At both our schools the email is picked up even over the holidays.

You can't really message her asking her to take it down, if it's an unspoken rule.

Unspoken rules aren't rules at all.

Hackedabove Fri 18-Dec-15 07:07:04

I wouldn't want to be the one to trigger a no cameras rule. I think it's great we are allowed to film/video and occasionally in the past the head has said about social media, but I think he needs to each time.

Passthecake30 Fri 18-Dec-15 07:07:55

We have that policy at our school, and things popped up on FB yesterday with one of my dc on. So I understand how you feel. I don't mind really (although it's annoying as I don't post personally on fb) but if you do, I'd raise it with the school to remind parents when they go back. They can take it off their thread then?

x2boys Fri 18-Dec-15 07:07:55

I would tell school and let them deal with it i,m not very good with confrontation.

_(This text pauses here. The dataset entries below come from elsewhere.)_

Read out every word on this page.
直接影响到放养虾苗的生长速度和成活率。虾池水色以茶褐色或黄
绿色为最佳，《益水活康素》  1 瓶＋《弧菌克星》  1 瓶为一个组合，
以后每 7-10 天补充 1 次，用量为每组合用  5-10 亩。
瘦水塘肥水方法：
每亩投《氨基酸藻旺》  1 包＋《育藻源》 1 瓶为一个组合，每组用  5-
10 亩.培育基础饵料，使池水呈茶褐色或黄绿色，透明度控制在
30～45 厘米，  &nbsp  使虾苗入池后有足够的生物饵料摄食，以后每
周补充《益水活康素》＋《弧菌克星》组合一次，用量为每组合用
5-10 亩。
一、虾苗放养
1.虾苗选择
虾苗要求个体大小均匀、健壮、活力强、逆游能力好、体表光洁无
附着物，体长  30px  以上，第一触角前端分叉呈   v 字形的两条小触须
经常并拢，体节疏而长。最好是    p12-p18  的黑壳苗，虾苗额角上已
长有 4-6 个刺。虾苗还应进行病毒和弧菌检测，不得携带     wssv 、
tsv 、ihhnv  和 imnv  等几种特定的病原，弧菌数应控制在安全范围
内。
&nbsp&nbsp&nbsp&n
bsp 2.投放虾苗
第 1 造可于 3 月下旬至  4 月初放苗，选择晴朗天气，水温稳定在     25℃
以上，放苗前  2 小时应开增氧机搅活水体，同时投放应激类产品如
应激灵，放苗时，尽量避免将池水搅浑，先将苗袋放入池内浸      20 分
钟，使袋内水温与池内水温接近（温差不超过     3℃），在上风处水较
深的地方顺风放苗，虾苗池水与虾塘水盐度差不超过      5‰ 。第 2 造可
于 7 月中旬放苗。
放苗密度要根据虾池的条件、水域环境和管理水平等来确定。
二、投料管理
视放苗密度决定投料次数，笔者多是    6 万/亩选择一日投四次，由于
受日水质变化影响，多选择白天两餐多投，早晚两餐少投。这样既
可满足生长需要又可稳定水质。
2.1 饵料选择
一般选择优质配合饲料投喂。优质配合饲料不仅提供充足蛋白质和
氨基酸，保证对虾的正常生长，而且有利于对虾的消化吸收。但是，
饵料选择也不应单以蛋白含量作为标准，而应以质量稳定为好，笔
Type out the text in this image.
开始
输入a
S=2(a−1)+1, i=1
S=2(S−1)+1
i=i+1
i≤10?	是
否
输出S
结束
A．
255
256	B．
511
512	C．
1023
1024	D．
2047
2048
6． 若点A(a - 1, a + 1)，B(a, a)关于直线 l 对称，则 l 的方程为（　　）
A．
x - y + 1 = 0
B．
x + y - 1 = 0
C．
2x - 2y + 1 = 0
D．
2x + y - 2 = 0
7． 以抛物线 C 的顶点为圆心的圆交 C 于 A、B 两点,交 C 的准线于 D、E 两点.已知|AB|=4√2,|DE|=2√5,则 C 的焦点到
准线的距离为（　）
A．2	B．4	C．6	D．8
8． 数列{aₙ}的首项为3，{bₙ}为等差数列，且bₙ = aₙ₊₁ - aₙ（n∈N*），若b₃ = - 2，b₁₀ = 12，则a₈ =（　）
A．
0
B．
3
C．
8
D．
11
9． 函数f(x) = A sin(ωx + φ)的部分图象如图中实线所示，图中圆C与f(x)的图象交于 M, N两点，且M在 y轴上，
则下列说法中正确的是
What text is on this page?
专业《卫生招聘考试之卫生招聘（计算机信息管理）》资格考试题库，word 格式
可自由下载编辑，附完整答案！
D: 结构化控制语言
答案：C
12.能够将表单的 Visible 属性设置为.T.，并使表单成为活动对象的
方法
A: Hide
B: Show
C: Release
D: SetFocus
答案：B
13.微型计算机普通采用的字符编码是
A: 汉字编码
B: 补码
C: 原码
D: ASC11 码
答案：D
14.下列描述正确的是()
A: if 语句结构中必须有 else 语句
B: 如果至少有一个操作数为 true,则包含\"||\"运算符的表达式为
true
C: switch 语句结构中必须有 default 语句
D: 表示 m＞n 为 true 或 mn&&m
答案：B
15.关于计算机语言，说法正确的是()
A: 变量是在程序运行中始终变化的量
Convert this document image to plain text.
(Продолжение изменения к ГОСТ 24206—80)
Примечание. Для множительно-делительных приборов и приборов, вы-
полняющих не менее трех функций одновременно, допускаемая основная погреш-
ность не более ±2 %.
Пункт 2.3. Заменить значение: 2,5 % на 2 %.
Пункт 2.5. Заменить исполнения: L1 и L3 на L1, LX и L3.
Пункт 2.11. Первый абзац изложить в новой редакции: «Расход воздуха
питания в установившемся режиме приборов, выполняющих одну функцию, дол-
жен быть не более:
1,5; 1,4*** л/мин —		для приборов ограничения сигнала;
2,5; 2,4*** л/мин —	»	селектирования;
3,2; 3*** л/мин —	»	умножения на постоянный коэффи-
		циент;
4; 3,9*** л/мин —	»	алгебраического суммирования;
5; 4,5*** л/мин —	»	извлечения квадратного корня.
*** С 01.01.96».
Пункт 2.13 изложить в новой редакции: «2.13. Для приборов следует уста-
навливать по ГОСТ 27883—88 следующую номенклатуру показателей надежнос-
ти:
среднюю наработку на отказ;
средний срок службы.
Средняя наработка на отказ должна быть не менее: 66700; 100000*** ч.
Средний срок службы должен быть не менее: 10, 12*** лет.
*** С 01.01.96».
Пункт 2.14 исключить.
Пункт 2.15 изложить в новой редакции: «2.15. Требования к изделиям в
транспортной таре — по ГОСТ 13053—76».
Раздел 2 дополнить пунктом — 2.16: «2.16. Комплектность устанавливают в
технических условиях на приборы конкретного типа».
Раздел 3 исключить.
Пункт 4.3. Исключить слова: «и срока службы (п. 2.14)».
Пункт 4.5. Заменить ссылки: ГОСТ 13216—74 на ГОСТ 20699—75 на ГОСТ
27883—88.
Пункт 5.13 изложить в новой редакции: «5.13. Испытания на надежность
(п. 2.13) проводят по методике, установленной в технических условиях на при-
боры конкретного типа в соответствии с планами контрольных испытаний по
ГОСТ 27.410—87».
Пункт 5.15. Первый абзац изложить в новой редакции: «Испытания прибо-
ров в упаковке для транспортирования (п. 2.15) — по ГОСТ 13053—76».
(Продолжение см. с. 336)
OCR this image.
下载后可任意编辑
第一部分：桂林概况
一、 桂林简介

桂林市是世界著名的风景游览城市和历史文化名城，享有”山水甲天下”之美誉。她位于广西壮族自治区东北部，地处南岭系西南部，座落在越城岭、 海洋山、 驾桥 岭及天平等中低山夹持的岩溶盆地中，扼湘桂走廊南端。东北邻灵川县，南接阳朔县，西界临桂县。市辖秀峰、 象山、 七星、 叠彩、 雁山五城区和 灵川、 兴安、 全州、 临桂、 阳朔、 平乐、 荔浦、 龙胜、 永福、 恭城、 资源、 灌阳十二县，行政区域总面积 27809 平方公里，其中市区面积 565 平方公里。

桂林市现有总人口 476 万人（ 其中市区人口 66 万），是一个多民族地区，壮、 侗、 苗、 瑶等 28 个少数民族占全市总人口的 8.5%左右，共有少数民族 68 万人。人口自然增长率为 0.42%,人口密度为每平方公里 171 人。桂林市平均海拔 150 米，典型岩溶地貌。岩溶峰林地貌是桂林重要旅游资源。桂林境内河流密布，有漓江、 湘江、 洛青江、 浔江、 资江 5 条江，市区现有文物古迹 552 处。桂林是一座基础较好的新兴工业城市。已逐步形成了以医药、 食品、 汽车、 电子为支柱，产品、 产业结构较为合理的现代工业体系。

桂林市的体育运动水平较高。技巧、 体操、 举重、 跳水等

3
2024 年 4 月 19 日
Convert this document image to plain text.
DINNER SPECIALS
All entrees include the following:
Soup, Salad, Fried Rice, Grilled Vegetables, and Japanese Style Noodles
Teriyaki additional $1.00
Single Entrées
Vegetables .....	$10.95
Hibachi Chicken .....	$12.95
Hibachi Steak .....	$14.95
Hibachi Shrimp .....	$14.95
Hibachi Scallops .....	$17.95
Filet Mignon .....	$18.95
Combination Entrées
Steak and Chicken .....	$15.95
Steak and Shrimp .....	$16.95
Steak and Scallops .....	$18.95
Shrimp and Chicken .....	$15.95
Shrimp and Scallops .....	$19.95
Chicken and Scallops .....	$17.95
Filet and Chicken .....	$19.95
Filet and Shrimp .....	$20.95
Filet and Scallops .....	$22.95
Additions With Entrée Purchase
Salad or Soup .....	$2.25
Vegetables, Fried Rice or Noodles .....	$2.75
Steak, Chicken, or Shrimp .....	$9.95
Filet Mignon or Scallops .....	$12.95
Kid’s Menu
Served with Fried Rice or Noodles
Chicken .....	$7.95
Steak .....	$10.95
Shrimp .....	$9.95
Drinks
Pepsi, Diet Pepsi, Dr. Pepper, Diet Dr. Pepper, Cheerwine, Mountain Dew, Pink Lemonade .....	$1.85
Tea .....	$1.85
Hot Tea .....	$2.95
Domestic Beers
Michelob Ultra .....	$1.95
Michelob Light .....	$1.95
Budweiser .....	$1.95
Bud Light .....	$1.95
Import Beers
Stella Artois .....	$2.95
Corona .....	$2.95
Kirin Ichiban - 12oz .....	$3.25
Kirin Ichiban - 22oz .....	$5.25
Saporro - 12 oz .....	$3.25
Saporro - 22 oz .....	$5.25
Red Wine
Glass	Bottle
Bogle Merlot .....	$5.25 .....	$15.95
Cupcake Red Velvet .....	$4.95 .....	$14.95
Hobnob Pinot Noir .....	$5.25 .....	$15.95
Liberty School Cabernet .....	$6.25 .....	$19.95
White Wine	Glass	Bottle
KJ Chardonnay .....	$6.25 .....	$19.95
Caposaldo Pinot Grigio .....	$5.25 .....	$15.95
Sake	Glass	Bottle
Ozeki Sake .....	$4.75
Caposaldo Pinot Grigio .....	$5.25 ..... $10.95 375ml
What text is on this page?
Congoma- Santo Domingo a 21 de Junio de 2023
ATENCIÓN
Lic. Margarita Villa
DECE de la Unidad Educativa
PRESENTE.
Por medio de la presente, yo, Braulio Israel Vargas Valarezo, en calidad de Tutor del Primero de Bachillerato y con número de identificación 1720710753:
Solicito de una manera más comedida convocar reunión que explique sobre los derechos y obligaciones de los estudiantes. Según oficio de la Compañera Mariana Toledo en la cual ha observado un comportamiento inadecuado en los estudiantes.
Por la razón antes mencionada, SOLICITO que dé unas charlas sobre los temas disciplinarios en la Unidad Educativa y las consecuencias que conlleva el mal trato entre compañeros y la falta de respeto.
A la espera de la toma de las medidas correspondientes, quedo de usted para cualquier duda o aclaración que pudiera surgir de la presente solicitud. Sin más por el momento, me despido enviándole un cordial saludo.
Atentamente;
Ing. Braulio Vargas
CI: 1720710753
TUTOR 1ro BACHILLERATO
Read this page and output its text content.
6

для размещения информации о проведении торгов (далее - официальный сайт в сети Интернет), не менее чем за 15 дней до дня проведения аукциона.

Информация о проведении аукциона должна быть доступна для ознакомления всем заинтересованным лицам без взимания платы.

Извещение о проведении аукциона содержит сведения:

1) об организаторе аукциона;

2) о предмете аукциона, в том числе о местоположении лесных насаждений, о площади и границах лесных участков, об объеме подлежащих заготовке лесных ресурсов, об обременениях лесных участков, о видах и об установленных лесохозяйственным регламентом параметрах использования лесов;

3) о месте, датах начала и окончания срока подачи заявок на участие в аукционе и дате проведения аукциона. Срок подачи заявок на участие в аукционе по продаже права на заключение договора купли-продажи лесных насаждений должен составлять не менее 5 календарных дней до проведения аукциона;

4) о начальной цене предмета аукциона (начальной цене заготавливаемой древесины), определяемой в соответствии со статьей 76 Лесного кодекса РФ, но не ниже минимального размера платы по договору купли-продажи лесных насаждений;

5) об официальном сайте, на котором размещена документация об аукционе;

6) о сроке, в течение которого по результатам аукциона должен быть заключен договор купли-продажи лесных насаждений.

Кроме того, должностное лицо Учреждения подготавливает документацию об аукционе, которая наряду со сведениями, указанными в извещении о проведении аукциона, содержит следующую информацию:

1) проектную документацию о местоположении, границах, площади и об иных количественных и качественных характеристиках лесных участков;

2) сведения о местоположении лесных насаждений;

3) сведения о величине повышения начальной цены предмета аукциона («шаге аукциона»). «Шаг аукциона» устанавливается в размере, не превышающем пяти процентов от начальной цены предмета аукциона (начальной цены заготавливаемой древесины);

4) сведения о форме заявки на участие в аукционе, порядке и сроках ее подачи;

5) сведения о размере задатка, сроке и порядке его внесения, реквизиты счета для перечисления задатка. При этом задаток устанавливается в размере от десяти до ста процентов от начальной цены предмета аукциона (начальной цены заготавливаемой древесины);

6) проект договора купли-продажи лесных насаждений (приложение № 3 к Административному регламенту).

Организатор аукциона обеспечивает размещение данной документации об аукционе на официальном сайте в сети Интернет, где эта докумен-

Bunbaker Fri 18-Dec-15 07:08:20

I agree that you should email school, with a link to the video and let them deal with it. It isn't a big to deal to some parents, but it is to others. I also think it is very presumptive of the parent who uploaded the video.

Hurr1cane Fri 18-Dec-15 07:10:18

We're allowed to in DSs new school and no one minds, but in his old one there was a lot of cared for children, so it would have been a safeguarding issue. The school made this VERY clear at the beginning and end of the play.